Kali is een belangrijke voedingsstof voor aardappelen. Bij de keuze voor meer of minder kali doen meerdere argumenten de ronde. Chris van den Boogaart, buitendienstmedewerker in de regio Limburg, Oost- en Midden-Brabant geeft duidelijkheid.

Bij zijn ervaringen met telers heeft Van den Boogaart diverse argumenten gehoord om wel of geen kali te strooien. Drie praktijkvoorbeelden met antwoord van de teler en de reactie van van den Boogaart op de volgende vraag:

‘Hoeveel kali strooi je op jouw aardappelen?’

Teler: ,,Niks, want met drijfmest geef ik voldoende en mijn aardappelen worden afland verwerkt.’’
Van den Boogaart: ,,Deze teler vergeet dat kaligebrek een gewas 2-3 weken vervroegd kan doen afsterven.’’

Teler: ,,Afhankelijk van de K-getal volgens bodemonderzoek.’’
Van den Boogaart: ,, K-getal zegt niet altijd alles over de beschikbaarheid van kali.

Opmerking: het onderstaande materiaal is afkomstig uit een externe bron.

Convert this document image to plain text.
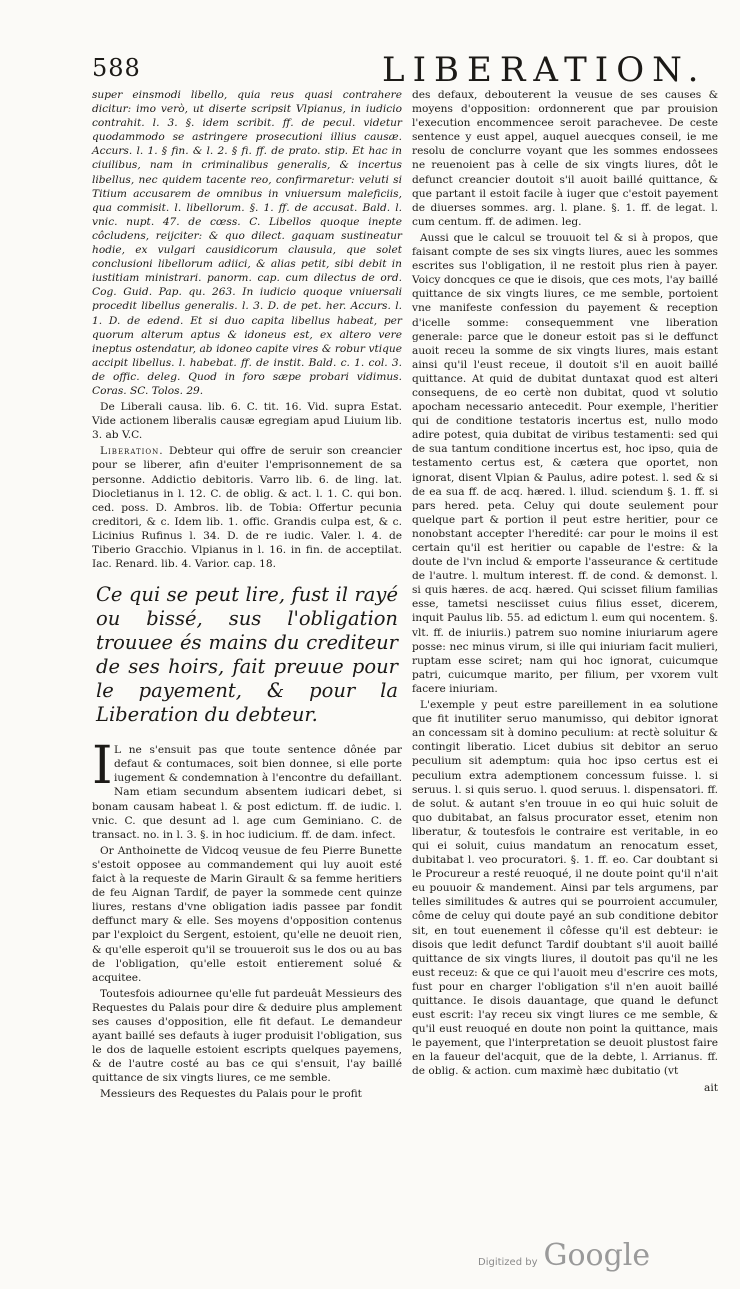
588	LIBERATION.

super einsmodi libello, quia reus quasi contrahere dicitur: imo verò, ut diserte scripsit Vlpianus, in iudicio contrahit. l. 3. §. idem scribit. ff. de pecul. videtur quodammodo se astringere prosecutioni illius causæ. Accurs. l. 1. § fin. & l. 2. § fi. ff. de prato. stip. Et hac in ciuilibus, nam in criminalibus generalis, & incertus libellus, nec quidem tacente reo, confirmaretur: veluti si Titium accusarem de omnibus in vniuersum maleficiis, qua commisit. l. libellorum. §. 1. ff. de accusat. Bald. l. vnic. nupt. 47. de cœss. C. Libellos quoque inepte côcludens, reijciter: & quo dilect. gaquam sustineatur hodie, ex vulgari causidicorum clausula, que solet conclusioni libellorum adiici, & alias petit, sibi debit in iustitiam ministrari. panorm. cap. cum dilectus de ord. Cog. Guid. Pap. qu. 263. In iudicio quoque vniuersali procedit libellus generalis. l. 3. D. de pet. her. Accurs. l. 1. D. de edend. Et si duo capita libellus habeat, per quorum alterum aptus & idoneus est, ex altero vere ineptus ostendatur, ab idoneo capite vires & robur vtique accipit libellus. l. habebat. ff. de instit. Bald. c. 1. col. 3. de offic. deleg. Quod in foro sæpe probari vidimus. Coras. SC. Tolos. 29.

De Liberali causa. lib. 6. C. tit. 16. Vid. supra Estat. Vide actionem liberalis causæ egregiam apud Liuium lib. 3. ab V.C.

Liberation. Debteur qui offre de seruir son creancier pour se liberer, afin d'euiter l'emprisonnement de sa personne. Addictio debitoris. Varro lib. 6. de ling. lat. Diocletianus in l. 12. C. de oblig. & act. l. 1. C. qui bon. ced. poss. D. Ambros. lib. de Tobia: Offertur pecunia creditori, & c. Idem lib. 1. offic. Grandis culpa est, & c. Licinius Rufinus l. 34. D. de re iudic. Valer. l. 4. de Tiberio Gracchio. Vlpianus in l. 16. in fin. de acceptilat. Iac. Renard. lib. 4. Varior. cap. 18.

Ce qui se peut lire, fust il rayé ou bissé, sus l'obligation trouuee és mains du crediteur de ses hoirs, fait preuue pour le payement, & pour la Liberation du debteur.

I L ne s'ensuit pas que toute sentence dônée par defaut & contumaces, soit bien donnee, si elle porte iugement & condemnation à l'encontre du defaillant. Nam etiam secundum absentem iudicari debet, si bonam causam habeat l. & post edictum. ff. de iudic. l. vnic. C. que desunt ad l. age cum Geminiano. C. de transact. no. in l. 3. §. in hoc iudicium. ff. de dam. infect.

Or Anthoinette de Vidcoq veusue de feu Pierre Bunette s'estoit opposee au commandement qui luy auoit esté faict à la requeste de Marin Girault & sa femme heritiers de feu Aignan Tardif, de payer la sommede cent quinze liures, restans d'vne obligation iadis passee par fondit deffunct mary & elle. Ses moyens d'opposition contenus par l'exploict du Sergent, estoient, qu'elle ne deuoit rien, & qu'elle esperoit qu'il se trouueroit sus le dos ou au bas de l'obligation, qu'elle estoit entierement solué & acquitee.

Toutesfois adiournee qu'elle fut pardeuât Messieurs des Requestes du Palais pour dire & deduire plus amplement ses causes d'opposition, elle fit defaut. Le demandeur ayant baillé ses defauts à iuger produisit l'obligation, sus le dos de laquelle estoient escripts quelques payemens, & de l'autre costé au bas ce qui s'ensuit, l'ay baillé quittance de six vingts liures, ce me semble.

Messieurs des Requestes du Palais pour le profit

des defaux, debouterent la veusue de ses causes & moyens d'opposition: ordonnerent que par prouision l'execution encommencee seroit parachevee. De ceste sentence y eust appel, auquel auecques conseil, ie me resolu de conclurre voyant que les sommes endossees ne reuenoient pas à celle de six vingts liures, dôt le defunct creancier doutoit s'il auoit baillé quittance, & que partant il estoit facile à iuger que c'estoit payement de diuerses sommes. arg. l. plane. §. 1. ff. de legat. l. cum centum. ff. de adimen. leg.

Aussi que le calcul se trouuoit tel & si à propos, que faisant compte de ses six vingts liures, auec les sommes escrites sus l'obligation, il ne restoit plus rien à payer. Voicy doncques ce que ie disois, que ces mots, l'ay baillé quittance de six vingts liures, ce me semble, portoient vne manifeste confession du payement & reception d'icelle somme: consequemment vne liberation generale: parce que le doneur estoit pas si le deffunct auoit receu la somme de six vingts liures, mais estant ainsi qu'il l'eust receue, il doutoit s'il en auoit baillé quittance. At quid de dubitat duntaxat quod est alteri consequens, de eo certè non dubitat, quod vt solutio apocham necessario antecedit. Pour exemple, l'heritier qui de conditione testatoris incertus est, nullo modo adire potest, quia dubitat de viribus testamenti: sed qui de sua tantum conditione incertus est, hoc ipso, quia de testamento certus est, & cætera que oportet, non ignorat, disent Vlpian & Paulus, adire potest. l. sed & si de ea sua ff. de acq. hæred. l. illud. sciendum §. 1. ff. si pars hered. peta. Celuy qui doute seulement pour quelque part & portion il peut estre heritier, pour ce nonobstant accepter l'heredité: car pour le moins il est certain qu'il est heritier ou capable de l'estre: & la doute de l'vn includ & emporte l'asseurance & certitude de l'autre. l. multum interest. ff. de cond. & demonst. l. si quis hæres. de acq. hæred. Qui scisset filium familias esse, tametsi nesciisset cuius filius esset, dicerem, inquit Paulus lib. 55. ad edictum l. eum qui nocentem. §. vlt. ff. de iniuriis.) patrem suo nomine iniuriarum agere posse: nec minus virum, si ille qui iniuriam facit mulieri, ruptam esse sciret; nam qui hoc ignorat, cuicumque patri, cuicumque marito, per filium, per vxorem vult facere iniuriam.

L'exemple y peut estre pareillement in ea solutione que fit inutiliter seruo manumisso, qui debitor ignorat an concessam sit à domino peculium: at rectè soluitur & contingit liberatio. Licet dubius sit debitor an seruo peculium sit ademptum: quia hoc ipso certus est ei peculium extra ademptionem concessum fuisse. l. si seruus. l. si quis seruo. l. quod seruus. l. dispensatori. ff. de solut. & autant s'en trouue in eo qui huic soluit de quo dubitabat, an falsus procurator esset, etenim non liberatur, & toutesfois le contraire est veritable, in eo qui ei soluit, cuius mandatum an renocatum esset, dubitabat l. veo procuratori. §. 1. ff. eo. Car doubtant si le Procureur a resté reuoqué, il ne doute point qu'il n'ait eu pouuoir & mandement. Ainsi par tels argumens, par telles similitudes & autres qui se pourroient accumuler, côme de celuy qui doute payé an sub conditione debitor sit, en tout euenement il côfesse qu'il est debteur: ie disois que ledit defunct Tardif doubtant s'il auoit baillé quittance de six vingts liures, il doutoit pas qu'il ne les eust receuz: & que ce qui l'auoit meu d'escrire ces mots, fust pour en charger l'obligation s'il n'en auoit baillé quittance. Ie disois dauantage, que quand le defunct eust escrit: l'ay receu six vingt liures ce me semble, & qu'il eust reuoqué en doute non point la quittance, mais le payement, que l'interpretation se deuoit plustost faire en la faueur del'acquit, que de la debte, l. Arrianus. ff. de oblig. & action. cum maximè hæc dubitatio (vt

ait
Digitized by Google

Omdat zijn perceel kalifixerend is, is extra direct opneembare kali nodig.’’

Teler: ,,200 kg meer dan het advies om blauw te voorkomen.’’
Van den Boogaart: ,,Deze teler teelt voornamelijk Agria’s voor opslag bij gemiddelde onderwatergewichten van 390. Hij is zelfs blij met een lichte daling van onderwatergewicht. Hoge onderwatergewichten leiden namelijk tot meer gevoeligheid voor blauw. Dus een goede actie.

Kali, enkele feiten:
  • Aanvoer via bodem, organische mest en kunstmest.
  • Kali beperkt blauw bij fritesaardappelen.
  • Kali zorgt voor stevigheid van de plant.
  • Kali houdt vocht in aardappel beter vast.
  • Hoog kaligehalte, betere bakkleur.
  • Kaligebrek leidt tot opbrengstderving.
Wel of geen verlaging van owg?

Op kleigrond wordt kali in de wintermaanden of vroege voorjaar als bouwplanbemesting gegeven. Bij rassen met een relatief laag onderwatergewicht (owg) kun je niet onbeperkt kali geven, omdat dat het owg verlaagt. Zolang de gift binnen 200 kg/ha blijft, valt dat verlies mee. Voor de vlokkenverwerking van dubbeldoelrassen (zetmeel/vlokken) geeft extra kali een betere kwaliteit (suikergehalte en vleeskleur) en een hogere opbrengst. De financiële nadelen van verlaging van het owg bij rassen met een hoog OWG(>500 gram) zijn nihil of beperkt.

Meten is weten:bodem als basis

Van den Boogaart hecht veel waarde aan grondonderzoek en gehaltes in drijfmest die bekend zijn. De bodem moet volgens mij de basis zijn voor een goede groei. Dat betekent dat je beschikbaarheid van kali moet meten. Met varkensdrijfmest is de kaliaanvoer bijvoorbeeld een stuk lager dan bij runderdrijfmest. Op klei is een keer per vier jaar onderzoek voldoende, op zand kan het beschikbaarheid van kalil meer variëren vanwege onder andere uitspoeling.’’

Eventueel bijsturen in gewas

In de Achterhoek en het Zuidoosten van Nederland worden veel aardappelen geteeld op ‘vreemde’ grond (zoals gras). Daar is vaak geen grondonderzoek van bekend. In het seizoen is het goed mogelijk om dan ook in het gewas via bladstelen nitraat en kali te meten en mogelijk bij te sturen. Kali-60 bevat weliswaar chloor, maar kan in het voorjaar goed worden toegepast tot giften van 200 kg.